Columban Fr. Kevin Mullins celebrated Sunday morning Mass at the Columban Corpus Christi Parish. I anticipated a solemn ceremony full of prayers to end the violence, to break the binds of poverty and for ultimate relief. Once again, the people of Anapra took me to school. I found the Mass to be standing room only. People lovingly embraced one another and shared in the Eucharist with passion, with joy, with smiles and celebration. The music and voices that were lifted in praise to our Lord and Savior touched my very being. These weren’t people praying for something. These were people praying true thanks and giving praise for all that they had been given, true faith, true comfort in knowing that Christ is at life’s helm. I left wishing that Sunday Mass at my own church was as well attended, meaningful, and full of joy.

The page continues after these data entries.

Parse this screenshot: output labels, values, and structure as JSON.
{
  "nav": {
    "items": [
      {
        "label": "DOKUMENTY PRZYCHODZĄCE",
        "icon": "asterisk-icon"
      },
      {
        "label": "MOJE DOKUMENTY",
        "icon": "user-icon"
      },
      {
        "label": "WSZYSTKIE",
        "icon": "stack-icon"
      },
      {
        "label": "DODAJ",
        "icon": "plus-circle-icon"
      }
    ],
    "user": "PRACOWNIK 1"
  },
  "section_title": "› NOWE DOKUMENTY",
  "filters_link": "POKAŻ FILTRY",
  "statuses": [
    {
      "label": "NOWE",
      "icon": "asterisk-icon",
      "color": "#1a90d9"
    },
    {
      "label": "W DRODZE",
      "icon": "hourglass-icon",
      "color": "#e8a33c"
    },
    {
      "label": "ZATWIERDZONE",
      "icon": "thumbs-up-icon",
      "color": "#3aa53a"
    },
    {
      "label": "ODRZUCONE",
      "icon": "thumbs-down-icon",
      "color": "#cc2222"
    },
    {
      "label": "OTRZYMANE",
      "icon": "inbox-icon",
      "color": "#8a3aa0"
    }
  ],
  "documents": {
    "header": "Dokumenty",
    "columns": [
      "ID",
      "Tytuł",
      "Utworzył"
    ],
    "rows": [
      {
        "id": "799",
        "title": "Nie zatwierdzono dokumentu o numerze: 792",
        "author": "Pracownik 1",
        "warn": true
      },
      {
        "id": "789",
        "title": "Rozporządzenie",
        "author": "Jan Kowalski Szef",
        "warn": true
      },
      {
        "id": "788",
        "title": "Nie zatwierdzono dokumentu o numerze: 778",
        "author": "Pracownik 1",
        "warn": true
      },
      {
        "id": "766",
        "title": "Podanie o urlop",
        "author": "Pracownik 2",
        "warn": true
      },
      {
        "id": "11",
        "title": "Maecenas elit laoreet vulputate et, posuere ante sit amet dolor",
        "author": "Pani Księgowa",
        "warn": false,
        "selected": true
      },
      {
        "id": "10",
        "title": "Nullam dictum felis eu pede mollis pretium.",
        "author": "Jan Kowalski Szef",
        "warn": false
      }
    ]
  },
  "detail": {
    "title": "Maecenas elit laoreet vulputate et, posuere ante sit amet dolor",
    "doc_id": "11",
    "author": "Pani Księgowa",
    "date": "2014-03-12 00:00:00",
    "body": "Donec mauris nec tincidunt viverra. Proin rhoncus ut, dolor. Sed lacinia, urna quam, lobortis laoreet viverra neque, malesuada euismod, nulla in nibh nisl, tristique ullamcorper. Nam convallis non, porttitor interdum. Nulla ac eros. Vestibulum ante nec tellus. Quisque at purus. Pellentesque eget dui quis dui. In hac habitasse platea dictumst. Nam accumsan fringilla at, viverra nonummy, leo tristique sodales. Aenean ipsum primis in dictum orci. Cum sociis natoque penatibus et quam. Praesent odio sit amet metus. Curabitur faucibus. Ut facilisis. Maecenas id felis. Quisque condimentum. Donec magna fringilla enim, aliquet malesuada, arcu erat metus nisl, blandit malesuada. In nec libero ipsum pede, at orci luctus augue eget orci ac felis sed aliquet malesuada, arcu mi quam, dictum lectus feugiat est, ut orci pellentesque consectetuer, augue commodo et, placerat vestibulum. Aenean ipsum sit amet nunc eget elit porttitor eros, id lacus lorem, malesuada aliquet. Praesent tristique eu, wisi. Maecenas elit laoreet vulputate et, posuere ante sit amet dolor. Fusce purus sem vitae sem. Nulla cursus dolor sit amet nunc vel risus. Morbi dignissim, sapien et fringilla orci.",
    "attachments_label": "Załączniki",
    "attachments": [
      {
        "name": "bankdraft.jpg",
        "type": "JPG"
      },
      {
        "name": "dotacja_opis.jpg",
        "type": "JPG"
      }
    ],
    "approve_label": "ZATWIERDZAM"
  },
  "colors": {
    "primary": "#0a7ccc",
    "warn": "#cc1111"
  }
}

I have considered myself a learned man, well educated, philosophical and spiritual. I visited Anapra hoping that I could bring some of who I thought I was and some of the lessons that I thought I had to bear on Rancho Anapra Ciudad Juárez’s struggle. Instead, the people of Anapra were the teachers, they taught me with the open, honest, and true earnestness of faith and understanding. They also filled me with the hope that comes with Christ’s love for all of us. I always thought that I knew what St. Thomas Aquinas meant when he said “I would rather feel compassion than know the meaning of it. I would hope to act with compassion without thinking of personal gain.” I am forever grateful to the people of Anapra Ciudad Juárez for revealing to me what St. Thomas Aquinas truly meant.